The difference-score approach is not original to me. In the mid-1990s, I saw someone apply it to NCAA men’s basketball. Also, it follows the logic of the chi-square statistic, in terms of taking the difference between actual (observed) and expected counts. Let's start by going over how many matches a team is expected to win in the NCAA tournament, based on its seeding:

The No. 1 national seed is expected to win 6 matches, thus capturing the title...
The No. 2 national seed is expected to win 5 matches, thus making the final...
Seeds 3 and 4 are each expected to win 4 matches, thus getting to the Final Four...
Seeds 5-8 are each expected to win 3 matches, and...
Seeds 9-16 are each expected to win 2 matches.

(If seeding were done down to No. 32, we would know who was expected to win 1 match and who was expected to win none.)

The following figure -- which you make click to enlarge -- summarizes how different schools have fared under this metric, during the past five years (limited to schools that have been seeded at least three times in this period).

As with any statistical analysis, some cautions are in order in interpreting this one:

*Unseeded teams that have had great runs -- such as Santa Clara making the 2005 Final Four -- are not depicted in the chart.

*Teams are, in a sense, "penalized" in these analyses for receiving high seeds.
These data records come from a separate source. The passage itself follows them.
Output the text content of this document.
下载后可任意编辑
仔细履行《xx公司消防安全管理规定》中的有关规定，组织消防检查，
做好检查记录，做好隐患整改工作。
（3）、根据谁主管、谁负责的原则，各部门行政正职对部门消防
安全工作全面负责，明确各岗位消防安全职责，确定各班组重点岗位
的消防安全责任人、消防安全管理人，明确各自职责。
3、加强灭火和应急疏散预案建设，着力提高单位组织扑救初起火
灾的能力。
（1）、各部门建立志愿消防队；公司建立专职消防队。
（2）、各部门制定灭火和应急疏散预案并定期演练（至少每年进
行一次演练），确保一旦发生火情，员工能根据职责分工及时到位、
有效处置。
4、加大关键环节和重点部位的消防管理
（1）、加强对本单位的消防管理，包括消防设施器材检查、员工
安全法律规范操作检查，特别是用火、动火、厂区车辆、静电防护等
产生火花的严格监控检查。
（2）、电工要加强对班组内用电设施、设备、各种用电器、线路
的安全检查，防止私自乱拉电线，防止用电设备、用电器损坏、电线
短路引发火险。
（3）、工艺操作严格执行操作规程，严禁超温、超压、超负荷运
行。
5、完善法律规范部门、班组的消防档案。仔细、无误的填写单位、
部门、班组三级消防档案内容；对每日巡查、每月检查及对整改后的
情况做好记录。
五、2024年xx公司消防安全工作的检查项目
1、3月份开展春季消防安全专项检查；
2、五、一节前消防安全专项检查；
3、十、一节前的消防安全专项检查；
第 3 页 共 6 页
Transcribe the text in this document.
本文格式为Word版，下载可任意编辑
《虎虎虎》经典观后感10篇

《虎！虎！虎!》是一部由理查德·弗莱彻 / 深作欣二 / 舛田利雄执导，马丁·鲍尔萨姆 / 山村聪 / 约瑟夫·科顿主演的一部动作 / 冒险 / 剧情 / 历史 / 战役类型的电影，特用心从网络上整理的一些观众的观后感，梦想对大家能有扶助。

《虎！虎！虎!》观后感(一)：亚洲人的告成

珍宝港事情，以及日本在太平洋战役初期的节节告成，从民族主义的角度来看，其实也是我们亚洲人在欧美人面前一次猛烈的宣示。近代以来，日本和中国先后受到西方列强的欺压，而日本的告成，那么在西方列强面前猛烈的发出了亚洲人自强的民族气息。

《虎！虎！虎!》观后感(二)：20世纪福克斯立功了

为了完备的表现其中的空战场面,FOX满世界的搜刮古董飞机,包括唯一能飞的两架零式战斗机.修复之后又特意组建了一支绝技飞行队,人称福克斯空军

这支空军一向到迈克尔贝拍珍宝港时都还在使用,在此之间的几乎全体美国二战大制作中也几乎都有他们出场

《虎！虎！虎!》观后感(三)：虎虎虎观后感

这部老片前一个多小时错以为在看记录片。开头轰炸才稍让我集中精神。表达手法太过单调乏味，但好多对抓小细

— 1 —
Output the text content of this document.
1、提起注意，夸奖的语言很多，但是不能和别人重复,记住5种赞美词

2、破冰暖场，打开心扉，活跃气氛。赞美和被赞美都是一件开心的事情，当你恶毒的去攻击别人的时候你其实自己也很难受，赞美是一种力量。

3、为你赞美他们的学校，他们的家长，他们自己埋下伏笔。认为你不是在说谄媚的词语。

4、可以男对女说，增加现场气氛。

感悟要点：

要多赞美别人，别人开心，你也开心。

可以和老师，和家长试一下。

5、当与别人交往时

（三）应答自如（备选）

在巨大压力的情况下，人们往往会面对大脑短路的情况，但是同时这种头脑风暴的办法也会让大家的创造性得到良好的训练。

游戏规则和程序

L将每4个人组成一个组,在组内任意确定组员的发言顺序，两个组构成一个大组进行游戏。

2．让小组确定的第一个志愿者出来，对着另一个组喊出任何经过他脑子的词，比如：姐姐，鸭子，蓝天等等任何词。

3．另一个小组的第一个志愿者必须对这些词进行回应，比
In any given year, the No. 1 national seed cannot exceed its expected number of wins (6), and can only break even, at best. A measurement system that appears to impose an artificial constraint on how high something can be rated is knows as a “ceiling effect.”

No team has faced this situation in recent years any more than Nebraska; the Cornhuskers have received three national No. 1 seedings plus a No. 2 during the five-year span, thus making it impossible or nearly impossible for them to exceed their expected number of wins. On the other hand, there was a lot of room for Nebraska to win fewer matches than expected in a given year. Thus, even with a national championship and national runner-up finish during the years examined, the Huskers still finished with an aggregate minus-6 value. Such a result should be looked at in context and taken with a grain of salt (or in the case of Nebraska corn, with a pat of butter).

To provide some context, I have listed teams' average seedings over the past five years. One suggestion is to compare “+/-” values of teams with similar average seedings. As shown in the top panel of the figure, three teams that have been dealt similar seedings over the five years are USC, Washington, and Hawaii (all of whose average seeds are between 6.2 and 7.0). Clearly, the Huskies have done the best from their starting positions in the field, and the Rainbow Wahine, the worst.

The small sample sizes are another reason for caution, but a five-year window is still preferable to a one-year snapshot.